The organizers did not know each other beforehand, but they got in touch through a feminist group on Facebook and decided to organize the event to show Belgian solidarity with feminists in Latin America.
"We really felt an irrepressible need to propose to Brussels women to join forces, so that with a single common voice, we could together be spokespersons for so many other voices, never heard, never listened to, always despised with paternalism, condescension, contempt, casualness," said Genicot.
Las Tesis
Although the chant was originally performed on 20 November on Plaza Aníbal Pinto de Valparaíso in Chile, it was popularized by a viral video of feminists gathered outside of the Ministry for Women's Rights and Gender Equality in the country's capital on 25 November, the International Day for the Elimination of Violence Against Women.
The performative chant was written by Las Tesis, a feminist collective of four Chilean women, based on the texts of feminist anthropologist Rita Segato. The four women described their collective as having an aim to translate "feminist authors' theses into a performative format in order to reach multiple formats."

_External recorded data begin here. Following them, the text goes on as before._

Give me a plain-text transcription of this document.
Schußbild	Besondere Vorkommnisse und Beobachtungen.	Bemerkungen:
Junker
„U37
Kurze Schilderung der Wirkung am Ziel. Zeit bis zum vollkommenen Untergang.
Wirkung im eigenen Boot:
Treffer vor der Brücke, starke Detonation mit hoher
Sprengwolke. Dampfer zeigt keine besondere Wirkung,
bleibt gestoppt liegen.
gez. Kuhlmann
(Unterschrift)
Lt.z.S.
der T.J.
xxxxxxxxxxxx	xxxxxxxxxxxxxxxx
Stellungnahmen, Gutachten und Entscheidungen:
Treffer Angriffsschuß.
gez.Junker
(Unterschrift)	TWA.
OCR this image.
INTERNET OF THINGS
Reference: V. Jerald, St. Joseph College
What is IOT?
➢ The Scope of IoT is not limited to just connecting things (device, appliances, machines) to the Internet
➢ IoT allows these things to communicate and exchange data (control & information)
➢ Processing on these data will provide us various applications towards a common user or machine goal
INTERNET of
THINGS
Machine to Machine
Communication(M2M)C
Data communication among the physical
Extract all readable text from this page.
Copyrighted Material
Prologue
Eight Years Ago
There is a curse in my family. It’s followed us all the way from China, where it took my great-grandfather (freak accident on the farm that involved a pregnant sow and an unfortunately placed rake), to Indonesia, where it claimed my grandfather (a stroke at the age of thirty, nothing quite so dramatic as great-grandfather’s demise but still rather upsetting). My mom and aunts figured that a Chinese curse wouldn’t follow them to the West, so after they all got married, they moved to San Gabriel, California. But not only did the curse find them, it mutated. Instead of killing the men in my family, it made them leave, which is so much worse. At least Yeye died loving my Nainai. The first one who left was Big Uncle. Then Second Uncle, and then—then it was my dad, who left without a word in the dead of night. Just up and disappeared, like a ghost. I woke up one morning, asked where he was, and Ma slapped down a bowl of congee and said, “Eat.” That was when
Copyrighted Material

The song has been performed by protesters in many cities throughout Chile and the world, including Madrid, Paris, Vancouver, Istanbul, and now, Brussels.
Femicide in Belgium
Brussels' performance adds on to the number of protests against femicide that have taken place in the city in the last year.
About 10,000 people gathered to protest the violence and sexual abuse against women in Brussels on Sunday, 24 November, the eve of the International Day for the Elimination of Violence Against Women. They placed pairs of shoes painted red on the floor to symbolize victims of femicide.
"The red shoes represent women killed by a man," Julie Wauters, spokesperson for the Mirabal group, which organized the demonstration, told Reuters. "There have been about a hundred of them in the last three years."
The group said there are no official statistics on femicide in Belgium, according to Reuters.